Error Message :
log4j:ERROR Failed to flush writer,
java.io.IOException: Bad file descriptor
Note: This article is meant for a CCB administrator only.
A CCB batch job gets stuck with the thread pool workers and is unable to proceed. The following messages will be seen in the job report:
Actual:
- 2016-12-15 22:40:09,064 [pool-1-thread-4] INFO (support.cluster.MemberLeftThread) Removing member id: 46 from cache because it left cluster
- 2016-12-15 22:40:09,066 [pool-1-thread-4] INFO (support.cluster.ClusteredNode) Removing member 46 from the cluster cache
- 2016-12-15 22:41:58,998 [pool-1-thread-1] INFO (support.cluster.MemberLeftThread) Removing member id: 106 from cache because it left cluster
- 2016-12-15 22:41:59,000 [pool-1-thread-1] INFO (support.cluster.ClusteredNode) Removing member 106 from the cluster cache
Expected:
- 2016-12-15 00:02:33,153 [Main Thread] INFO (api.batch.BatchRunStatusHelper) Ending BRT values - batch nbr: 225, rerun nbr: 0, status: 40
- 2016-12-15 00:02:33,155 [Main Thread] INFO (api.batch.BatchRunStatusHelper) Batch Number: 225
- 2016-12-15 00:02:34,167 [Main Thread] INFO (api.batch.SubmitBatch) Run ended successfully with exit code 0
Return Code 0
Investigation:
Check to ensure the job is running through the thread pool worker by following these steps:
- From the job report, you'll see something similar to this:
submitjob.sh -t 1 -g NNNN -l ENG -u SYSUSER -d 2016-12-15 -c 1 -b CM1MITD -p TPW_CCBPROD -x METER_SIZE_CHAR_TYPE="MTR SIZE",ITEM_TYPE="MTR1IN",EXCLUSION_CHAR_TYPE="CM-EXMTR",DISTRICT_CHAR_TYPE="DISTRICT",TO_DO_TYPE="CM1MITD"
Be sure to run the command from the command line in a putty session on the CCB batch server. This is critical since it will determine if it works correctly outside of Automic.
- Run the job as the 'cissys' user.
echo $SPLENVIRON
If it is blank, then there is nothing set. You will need to go back to the UI and copy the following value:
CCB > CONFIG > VARA.CCB.SETTINGS > SPLENVIRON_SCRIPT > copy the value to notepad.
Example:
. /u01/ccbprod/middleware/spl/CCBPROD/bin/splenviron.sh -e CCBPROD -c /bin/true
This will source the SPLENVIRON line and set the environment. You must have the environment set up before any CCB job will be able to run successfully.
Note: you may want to change the -d <date parameter>, if applicable.

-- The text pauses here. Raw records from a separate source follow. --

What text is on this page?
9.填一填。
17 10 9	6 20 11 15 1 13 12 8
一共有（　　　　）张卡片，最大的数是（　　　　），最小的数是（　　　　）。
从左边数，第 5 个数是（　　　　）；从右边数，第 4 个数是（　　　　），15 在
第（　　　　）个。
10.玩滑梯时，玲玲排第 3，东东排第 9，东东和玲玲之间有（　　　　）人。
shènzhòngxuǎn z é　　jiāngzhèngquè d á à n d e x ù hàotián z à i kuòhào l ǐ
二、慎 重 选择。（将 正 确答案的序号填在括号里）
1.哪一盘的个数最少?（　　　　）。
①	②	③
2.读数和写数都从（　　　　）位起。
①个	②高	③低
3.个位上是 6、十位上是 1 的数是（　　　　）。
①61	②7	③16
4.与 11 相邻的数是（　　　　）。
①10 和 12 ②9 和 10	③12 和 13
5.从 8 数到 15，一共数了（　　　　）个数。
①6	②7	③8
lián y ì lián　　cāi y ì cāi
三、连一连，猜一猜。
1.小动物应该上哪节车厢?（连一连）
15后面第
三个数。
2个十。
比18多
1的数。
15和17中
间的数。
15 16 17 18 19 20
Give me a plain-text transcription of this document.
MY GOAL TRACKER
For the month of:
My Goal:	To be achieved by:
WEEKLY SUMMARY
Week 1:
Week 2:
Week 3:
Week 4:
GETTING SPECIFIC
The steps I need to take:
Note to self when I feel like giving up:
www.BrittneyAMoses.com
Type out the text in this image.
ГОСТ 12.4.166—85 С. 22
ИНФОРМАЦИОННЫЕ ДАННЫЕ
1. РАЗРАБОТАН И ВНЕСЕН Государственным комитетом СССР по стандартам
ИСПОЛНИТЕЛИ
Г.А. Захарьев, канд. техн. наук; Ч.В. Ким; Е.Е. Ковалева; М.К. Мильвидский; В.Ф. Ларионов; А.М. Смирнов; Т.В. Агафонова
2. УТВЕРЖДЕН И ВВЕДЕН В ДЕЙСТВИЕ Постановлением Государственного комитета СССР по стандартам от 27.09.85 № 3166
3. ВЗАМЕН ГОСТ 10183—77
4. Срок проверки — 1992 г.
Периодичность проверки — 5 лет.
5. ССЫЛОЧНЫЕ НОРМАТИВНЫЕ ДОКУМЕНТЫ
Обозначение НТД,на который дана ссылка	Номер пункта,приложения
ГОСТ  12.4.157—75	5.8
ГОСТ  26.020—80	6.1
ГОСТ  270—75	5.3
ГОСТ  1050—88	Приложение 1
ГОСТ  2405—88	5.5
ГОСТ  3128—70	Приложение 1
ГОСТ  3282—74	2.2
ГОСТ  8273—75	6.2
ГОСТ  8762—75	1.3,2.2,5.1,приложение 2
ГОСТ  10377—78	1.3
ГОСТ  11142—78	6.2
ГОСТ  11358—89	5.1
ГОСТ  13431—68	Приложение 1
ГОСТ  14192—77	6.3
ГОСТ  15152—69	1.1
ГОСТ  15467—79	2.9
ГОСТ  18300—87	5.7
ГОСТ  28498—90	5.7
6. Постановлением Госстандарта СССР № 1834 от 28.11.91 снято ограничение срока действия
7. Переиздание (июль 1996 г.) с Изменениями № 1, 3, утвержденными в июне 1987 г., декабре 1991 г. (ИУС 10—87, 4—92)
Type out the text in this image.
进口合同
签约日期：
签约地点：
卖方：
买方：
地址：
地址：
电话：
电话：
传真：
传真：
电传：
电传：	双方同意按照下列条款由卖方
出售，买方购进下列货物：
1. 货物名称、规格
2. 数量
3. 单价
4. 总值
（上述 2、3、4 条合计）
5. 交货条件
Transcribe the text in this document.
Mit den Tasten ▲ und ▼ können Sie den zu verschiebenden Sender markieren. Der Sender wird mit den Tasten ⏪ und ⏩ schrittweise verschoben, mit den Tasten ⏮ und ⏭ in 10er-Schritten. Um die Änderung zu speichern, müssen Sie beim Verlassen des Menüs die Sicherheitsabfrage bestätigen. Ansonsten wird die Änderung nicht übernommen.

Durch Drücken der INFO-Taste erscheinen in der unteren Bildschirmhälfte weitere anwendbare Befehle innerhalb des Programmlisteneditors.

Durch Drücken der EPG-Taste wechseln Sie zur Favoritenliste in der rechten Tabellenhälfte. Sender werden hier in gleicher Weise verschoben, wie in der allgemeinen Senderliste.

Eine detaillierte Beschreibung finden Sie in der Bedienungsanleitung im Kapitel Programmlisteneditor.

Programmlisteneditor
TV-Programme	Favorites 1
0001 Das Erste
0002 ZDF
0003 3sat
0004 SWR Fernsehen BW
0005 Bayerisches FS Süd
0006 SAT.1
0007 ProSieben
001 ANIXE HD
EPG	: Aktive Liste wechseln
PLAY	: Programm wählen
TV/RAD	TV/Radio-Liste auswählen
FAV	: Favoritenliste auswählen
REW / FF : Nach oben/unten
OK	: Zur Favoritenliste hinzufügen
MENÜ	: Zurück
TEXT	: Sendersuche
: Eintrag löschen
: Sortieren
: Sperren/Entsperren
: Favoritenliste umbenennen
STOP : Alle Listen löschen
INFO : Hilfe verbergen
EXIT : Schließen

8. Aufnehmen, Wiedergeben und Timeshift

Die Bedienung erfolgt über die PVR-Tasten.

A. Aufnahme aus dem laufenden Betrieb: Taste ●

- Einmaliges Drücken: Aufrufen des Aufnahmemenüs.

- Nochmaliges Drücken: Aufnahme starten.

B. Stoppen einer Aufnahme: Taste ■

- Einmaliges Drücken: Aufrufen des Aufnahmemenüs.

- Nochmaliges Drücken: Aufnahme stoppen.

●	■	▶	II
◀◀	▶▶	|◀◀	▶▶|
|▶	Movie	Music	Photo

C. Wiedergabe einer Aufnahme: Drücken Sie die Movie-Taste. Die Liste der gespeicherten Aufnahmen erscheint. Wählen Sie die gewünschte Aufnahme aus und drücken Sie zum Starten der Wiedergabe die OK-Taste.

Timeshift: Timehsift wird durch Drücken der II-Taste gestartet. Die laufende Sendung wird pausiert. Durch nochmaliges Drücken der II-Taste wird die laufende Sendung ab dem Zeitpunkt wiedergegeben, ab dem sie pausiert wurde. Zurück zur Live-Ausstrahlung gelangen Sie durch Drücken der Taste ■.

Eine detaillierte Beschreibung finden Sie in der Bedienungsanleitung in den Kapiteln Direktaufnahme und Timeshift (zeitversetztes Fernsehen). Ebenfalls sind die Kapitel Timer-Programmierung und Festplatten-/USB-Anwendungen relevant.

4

- The CCB Admin can check the Thread pool workers as follows:
Command to check:
. /u01/ccbprod/middleware/spl/CCBPROD/bin/splenviron.sh -e CCBPROD -c /bin/true
This is a standard Oracle command. It has nothing to do with Automic.
cd $SPLOUTPUT
ls –lrt
If it takes a while to return a list of files, then there are too many (possibly old) CCB files. Our recommendation (for the CCB admin) would be to perform clean-up on a regular basis.
Note: Running the job from batch is different than running the job from the front-end. It is crucial to ensure that the job is able to run from batch. If a CCB developer believes there are no issues with the job, ensure that they are running the job from batch and not the front-end.
Objective:
You want to check each thread pool worker to ensure that it picked up that job.
Commands:
grep CM1MITD threadpoolworker.TPW_CCBPROD.2016121515*
grep -n CM1MITD threadpoolworker.TPW_CCBPROD.2016121515*
The thread pool worker needs to acknowledge and pick up the job.
Conclusion:
If it does not work from batch, then the issue is external and has nothing to do with Automic.
Recommendation:
At the end of the batch day, Oracle recommends killing and restarting the thread pool workers.
From the CCB side:- Enable tracing in the command “-g NNNN”
The CCB dev can set the command to “-g YYYY”, which will provide additional information since this command will enable trace for all parameters. - Validate the parameters
- Kill the thread pool workers
To verify:
ps -ef | grep submit
This will check to ensure there are TPW processes running.
Oracle Resources for Best Practices:
Batch Best Practices for Oracle Utilities Application Framework based products (Doc Id: 836362.1)
Production Environment Configuration Guidelines (Doc Id: 1068958.1)
Solution:
Within Automic: Kill the thread pool workers and restart it.
Outside of Automic: Submit the job from the CCB front end.